Homélie de Mgr Michel Aupetit - Veillée de prière pour la vie en présence des évêques de la Région Île-de-France

Saint-Sulpice (6e) - Lundi 12 avril 2021

 à huis-clos

 Jn 3, 1-8

Voilà un dialogue étonnant entre Jésus et Nicodème, ce savant versé dans les Écritures. Nicodème parle de renaître, c’est-à-dire de naître une deuxième fois. Ce qu’il comprend concerne la gestation, c’est-à-dire le retour dans le ventre de sa mère pour renaître. Or, Jésus n’a pas parlé d’une réitération mais d’une naissance d’en haut ce qui est sensiblement différent.

Nous le savons, naître veut dire apparaître au monde comme nous le disons communément : « Il est venu au monde. » Mais chacun sait que l’existence ne commence pas quand le monde nous voit mais au moment même de la conception, ce qui est connu depuis toujours et que confirme l’imagerie médicale d’aujourd’hui.

Ce que Jésus veut signifier c’est que la vie est davantage que la biologie. Bio logos veut dire une parole sur la vie. C’est une description du fonctionnement d’un être vivant mais ce n’est pas la vie. Il est important pour nous de connaître le fonctionnement d’un être vivant pour pouvoir l’accompagner, le nourrir, le soigner. Quand on parle de la vie d’un homme, nous songeons à bien autre chose qu’au fonctionnement mécanique de ses cellules. Nous songeons à tout ce qui l’a construit, aux relations qui se sont tissées, aux rencontres qui lui ont donné envie de vivre, bref à tout ce que notre esprit, habité par les sentiments heureux qui nous portent, nous permet de dire : « J’ai eu une belle vie. » Nous avons à réfléchir à ce qui est notre priorité. Est-ce une préservation du bon fonctionnement biologique qui nous donne seulement une survie ? Est-ce la qualité de nos relations interpersonnelles fondées sur l’amour qui nous permet de comprendre la valeur d’une vie humaine ? Dans la pandémie qui nous touche, nos relations se sont distanciées. Pour certains, il n’a plus été possible d’embrasser ou de serrer dans leurs bras les personnes qu’ils aimaient le plus. Certains sont morts dans une affreuse solitude sans au revoir. On nous a dit qu’il fallait préserver la vie à tout prix. Mais de quelle vie parle-t-on ? S’il s’agit de la vie biologique, elle est incontestablement le support de toute vie humaine mais ne suffit pas à faire d’une existence une vie qui vaille la peine d’être vécue.

La mort est venue rôder à nouveau. Et c’est dans ce contexte que certains parlent de liberté pour réclamer la mort. La mort exerce, en effet, une fascination. Mais la vie, elle, doit provoquer l’admiration. Quand nous parlons de la vie, nous parlons bien de ce qui nous habite au plus profond. Personne aujourd’hui n’est capable de donner une définition intégrale de la vie. Même son apparition est un mystère improbable étant donné les réglages physico-chimiques inouïs qu’il a fallu pour qu’elle émergeât.

La contemplation de la vie doit nous conduire à l’action de grâce et non au vertige mortifère.

Cependant, malgré cette reconnaissance fabuleuse, nous sentons bien que la vie déborde ses frontières naturelles et ceci depuis les temps préhistoriques. L’espérance d’une vie au-delà de la mort, d’une vie éternelle a parcouru toutes les civilisations humaines.

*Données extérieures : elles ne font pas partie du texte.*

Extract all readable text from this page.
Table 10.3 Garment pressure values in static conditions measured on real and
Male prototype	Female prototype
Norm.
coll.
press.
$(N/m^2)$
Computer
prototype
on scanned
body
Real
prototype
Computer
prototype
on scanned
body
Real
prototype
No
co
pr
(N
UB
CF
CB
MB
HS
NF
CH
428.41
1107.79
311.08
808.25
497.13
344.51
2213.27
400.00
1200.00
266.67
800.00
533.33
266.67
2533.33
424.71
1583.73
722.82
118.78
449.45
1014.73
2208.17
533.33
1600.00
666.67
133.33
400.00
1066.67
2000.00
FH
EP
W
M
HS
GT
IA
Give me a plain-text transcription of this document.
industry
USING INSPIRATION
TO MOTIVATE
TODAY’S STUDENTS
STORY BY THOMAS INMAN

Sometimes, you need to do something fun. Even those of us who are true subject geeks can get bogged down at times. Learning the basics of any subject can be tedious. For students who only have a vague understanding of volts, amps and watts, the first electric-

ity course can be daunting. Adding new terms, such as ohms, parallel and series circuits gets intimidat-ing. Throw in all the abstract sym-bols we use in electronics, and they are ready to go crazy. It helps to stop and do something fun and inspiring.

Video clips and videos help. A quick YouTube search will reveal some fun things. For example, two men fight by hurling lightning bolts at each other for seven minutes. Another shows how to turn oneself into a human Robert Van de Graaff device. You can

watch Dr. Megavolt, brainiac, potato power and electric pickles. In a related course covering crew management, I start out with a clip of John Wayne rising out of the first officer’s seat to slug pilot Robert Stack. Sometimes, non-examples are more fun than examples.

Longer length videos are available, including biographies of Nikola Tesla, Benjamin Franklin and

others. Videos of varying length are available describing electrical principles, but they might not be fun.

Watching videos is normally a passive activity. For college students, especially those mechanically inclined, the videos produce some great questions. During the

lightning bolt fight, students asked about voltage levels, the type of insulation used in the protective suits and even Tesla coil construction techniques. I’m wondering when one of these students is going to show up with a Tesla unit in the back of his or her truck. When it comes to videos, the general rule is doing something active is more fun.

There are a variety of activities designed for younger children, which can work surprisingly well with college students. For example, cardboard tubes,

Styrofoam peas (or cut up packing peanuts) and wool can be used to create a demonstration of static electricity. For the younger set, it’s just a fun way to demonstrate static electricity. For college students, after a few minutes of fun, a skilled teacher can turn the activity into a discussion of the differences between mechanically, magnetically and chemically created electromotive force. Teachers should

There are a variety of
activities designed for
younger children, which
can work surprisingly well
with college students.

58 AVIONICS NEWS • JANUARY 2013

Quand Jésus nous parle de naissance d’en haut, il s’agit d’entrer dans une vie qui dépasse l’expression biologique pour rejoindre sa source. Sa source ? C’est l’Être par lui-même existant, Celui qui communique sa vie. Dans le livre de la Genèse, Dieu insuffle son haleine de vie, ce souffle divin qui fait de l’homme un être vivant. Mais il ne suffit pas d’exister, il faut encore entrer dans la vie. Le Christ Jésus en assumant notre humanité la fait passer de la mort à la vie, à cette vie divine qui dépasse toute expression organique. Il suffit pour chacun d’entre nous de l’accueillir et de passer avec le Christ de la mort à la vie par le baptême comme le dit saint Paul quand il écrit aux Romains : « Baptisés dans la mort du Christ, vous êtes ressuscités avec le Christ » (Rm 6,4). Oui, aujourd’hui encore, comme au temps de Moïse, Dieu nous place devant ce choix fondamental : « Je mets devant toi la vie et la mort, le bonheur et le malheur : tu choisiras la vie ! » (Dt 30,15).

+Michel Aupetit, archevêque de Paris.